Avec un enfant, le dispositif freudien fonctionne : travail de parole, remémoration, perlaboration. Mais l'enfant, en cours de constitution d'un appareil psychique, et alors que le refoulement n'est pas totalement terminé, avance aussi parfois d'autres enjeux. La mise en récit, voire avec la constitution d'un objet écrit peut faire construction et ouvrir du temps chronologique. Une mise en perspective.

A l'analyste de se débrouiller avec ce que l'enfant amène, en tenant bon sur l'angoisse, dans le temps, le moment de sa présence, et dans l'invention de sa technique, et parfois de sa théorie. Car c'est le dispositif de la psychanalyse qui se réinvente. Pour chacun.

Passeurs de parole : Anne-Marie Houdebine, Nabile Farès

Samedi après-midi : 14h30-18h

Deux ateliers :

3) Les signifiants trans générationnels. Histoire, trauma, rupture des signifiants : Jean-Jacques Moscovitz, Joëlle Cohen, Jeanne Claire Adida, Nabile Farès.

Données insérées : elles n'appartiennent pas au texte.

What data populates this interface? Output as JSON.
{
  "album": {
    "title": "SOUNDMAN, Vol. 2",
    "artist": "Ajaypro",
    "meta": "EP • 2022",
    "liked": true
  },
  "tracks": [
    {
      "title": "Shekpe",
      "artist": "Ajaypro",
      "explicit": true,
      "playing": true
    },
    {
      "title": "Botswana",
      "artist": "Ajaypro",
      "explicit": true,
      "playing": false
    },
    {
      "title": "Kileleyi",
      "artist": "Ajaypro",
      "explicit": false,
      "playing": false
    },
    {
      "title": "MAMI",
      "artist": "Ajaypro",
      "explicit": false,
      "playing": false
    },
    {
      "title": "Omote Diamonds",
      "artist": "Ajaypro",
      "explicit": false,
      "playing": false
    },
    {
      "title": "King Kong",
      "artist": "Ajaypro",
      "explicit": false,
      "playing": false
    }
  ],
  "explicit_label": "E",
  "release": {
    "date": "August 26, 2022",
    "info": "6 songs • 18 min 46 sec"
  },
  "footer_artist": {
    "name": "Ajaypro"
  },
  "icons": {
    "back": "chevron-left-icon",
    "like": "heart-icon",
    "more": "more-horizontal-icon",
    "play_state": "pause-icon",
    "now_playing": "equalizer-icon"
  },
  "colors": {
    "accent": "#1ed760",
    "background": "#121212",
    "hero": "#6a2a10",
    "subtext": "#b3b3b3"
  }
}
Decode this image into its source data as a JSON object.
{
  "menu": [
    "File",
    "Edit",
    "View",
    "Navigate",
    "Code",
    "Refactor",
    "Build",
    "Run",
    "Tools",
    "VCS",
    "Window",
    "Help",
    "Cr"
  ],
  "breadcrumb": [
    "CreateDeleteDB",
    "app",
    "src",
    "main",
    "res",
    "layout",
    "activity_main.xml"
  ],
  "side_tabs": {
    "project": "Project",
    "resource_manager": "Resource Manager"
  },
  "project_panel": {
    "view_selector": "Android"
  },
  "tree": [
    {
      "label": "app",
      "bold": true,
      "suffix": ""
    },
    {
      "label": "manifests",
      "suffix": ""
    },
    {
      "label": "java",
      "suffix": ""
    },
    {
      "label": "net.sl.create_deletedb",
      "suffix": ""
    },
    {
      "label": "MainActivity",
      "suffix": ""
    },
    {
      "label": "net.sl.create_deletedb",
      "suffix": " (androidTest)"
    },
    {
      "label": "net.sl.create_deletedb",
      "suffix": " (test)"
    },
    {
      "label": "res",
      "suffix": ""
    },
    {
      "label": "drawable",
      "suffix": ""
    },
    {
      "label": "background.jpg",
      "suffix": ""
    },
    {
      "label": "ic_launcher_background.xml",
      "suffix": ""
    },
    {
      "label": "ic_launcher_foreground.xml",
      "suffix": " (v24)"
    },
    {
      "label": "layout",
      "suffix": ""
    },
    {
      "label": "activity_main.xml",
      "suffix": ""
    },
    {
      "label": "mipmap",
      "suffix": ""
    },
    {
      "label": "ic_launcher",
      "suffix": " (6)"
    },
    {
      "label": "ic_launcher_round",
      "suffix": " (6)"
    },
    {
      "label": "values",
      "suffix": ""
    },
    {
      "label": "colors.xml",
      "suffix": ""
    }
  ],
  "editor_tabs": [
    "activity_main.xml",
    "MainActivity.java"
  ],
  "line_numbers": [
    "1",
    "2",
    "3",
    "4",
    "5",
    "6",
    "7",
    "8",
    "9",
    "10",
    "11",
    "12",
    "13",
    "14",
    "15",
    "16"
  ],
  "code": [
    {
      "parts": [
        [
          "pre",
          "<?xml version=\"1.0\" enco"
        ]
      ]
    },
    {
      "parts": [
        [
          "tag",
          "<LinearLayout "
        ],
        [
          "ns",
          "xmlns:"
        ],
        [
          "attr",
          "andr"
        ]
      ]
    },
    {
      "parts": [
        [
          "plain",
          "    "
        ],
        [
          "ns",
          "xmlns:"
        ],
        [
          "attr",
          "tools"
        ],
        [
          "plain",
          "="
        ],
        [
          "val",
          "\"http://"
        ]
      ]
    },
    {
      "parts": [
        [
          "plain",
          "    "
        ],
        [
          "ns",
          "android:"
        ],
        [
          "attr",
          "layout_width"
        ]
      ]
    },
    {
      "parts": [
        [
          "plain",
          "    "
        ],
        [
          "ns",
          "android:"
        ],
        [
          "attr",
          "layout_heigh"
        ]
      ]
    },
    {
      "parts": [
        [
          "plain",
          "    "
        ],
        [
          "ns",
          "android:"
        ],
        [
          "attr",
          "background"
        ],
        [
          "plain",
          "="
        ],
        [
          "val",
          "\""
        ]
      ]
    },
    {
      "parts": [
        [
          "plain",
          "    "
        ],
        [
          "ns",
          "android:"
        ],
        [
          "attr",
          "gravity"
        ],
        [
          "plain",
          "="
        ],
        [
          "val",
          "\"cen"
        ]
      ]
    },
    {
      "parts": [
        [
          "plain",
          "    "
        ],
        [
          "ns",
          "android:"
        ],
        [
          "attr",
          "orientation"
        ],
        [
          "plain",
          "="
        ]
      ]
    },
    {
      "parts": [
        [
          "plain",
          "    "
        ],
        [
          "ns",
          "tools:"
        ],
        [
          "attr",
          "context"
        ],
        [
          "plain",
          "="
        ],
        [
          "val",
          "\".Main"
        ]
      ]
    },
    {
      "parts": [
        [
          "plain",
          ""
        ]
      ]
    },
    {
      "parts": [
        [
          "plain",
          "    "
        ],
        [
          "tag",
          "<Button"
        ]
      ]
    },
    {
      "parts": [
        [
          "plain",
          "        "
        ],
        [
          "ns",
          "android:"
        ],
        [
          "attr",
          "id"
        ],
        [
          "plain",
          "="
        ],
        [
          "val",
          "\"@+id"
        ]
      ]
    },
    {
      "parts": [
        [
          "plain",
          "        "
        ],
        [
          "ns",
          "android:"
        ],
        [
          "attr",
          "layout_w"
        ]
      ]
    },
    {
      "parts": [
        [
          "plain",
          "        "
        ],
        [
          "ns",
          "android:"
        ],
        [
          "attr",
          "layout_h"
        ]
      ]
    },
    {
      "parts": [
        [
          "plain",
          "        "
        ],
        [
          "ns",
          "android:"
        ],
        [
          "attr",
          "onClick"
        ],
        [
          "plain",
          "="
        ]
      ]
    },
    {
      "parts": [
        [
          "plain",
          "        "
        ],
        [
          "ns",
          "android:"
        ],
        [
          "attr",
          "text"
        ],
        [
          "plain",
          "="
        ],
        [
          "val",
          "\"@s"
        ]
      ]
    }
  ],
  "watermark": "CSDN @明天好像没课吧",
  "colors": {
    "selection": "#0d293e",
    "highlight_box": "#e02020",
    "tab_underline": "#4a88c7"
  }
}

Entre trauma individuel et traumatisme collectif, quel signifiant représente le sujet, si, par la rupture de l’histoire se rompt la signifiance en jouissances innommables, qui submergent l’analysant au point de le faire taire, et de le silencier dans des blocs de mots inaudibles pour l’analyste, ne prenant pas en compte sa limite où le place notre actuel.

Passeurs de parole : Barbara Didier, Michel Guibal, Michèle Hodara

4) La psychanalyse avec les enfants dans les institutions et dans la cité. Quelle est la place de la psychanalyse dans les espaces d’accueil des enfants ? : Maria Landau, Danielle Girard, Muriel Aptekier

L’enfant est au centre du champ politique et social et dans les réseaux que sont l’école, la santé, la culture. Depuis la Libération et la création à la même époque de la Sécurité sociale, il est reçu avec ses parents, dans les CMPP,CMP et toutes sortes de consultations où les psychanalystes sont venu travailler avec les enfants, alors qu’au même moment très peu d’analystes travaillent dans des services et consultations d’adultes

Soixante ans plus tard qu’en est-il de cette présence de la psychanalyse dans les institutions d’enfants ? Comment travaillent les psychanalystes ?

Passeurs de parole : Eugène Perla, Annick Salamon, Marie Noëlle Godet

Dimanche matin : 9h45 - 13h15

Projection suivie d'un débat :

«Le Regard Qui Bat » séminaire de Psychanalyse Actuelle, proposera aux participants de voir un film, de François Truffaut « Les quatre cent coups », qui arrive, au sujet de l’enfant, dans le cinéma français en 1959, en avance sur toutes les autres productions culturelles ou intellectuelles comme c’est souvent le cas avec le cinéma. Car il fait apparaître un nouveau sujet parlant, l’enfant (ici particulièrement silencieux), que Truffaut propose de voir et d’écouter. Il y aura un débat après la projection.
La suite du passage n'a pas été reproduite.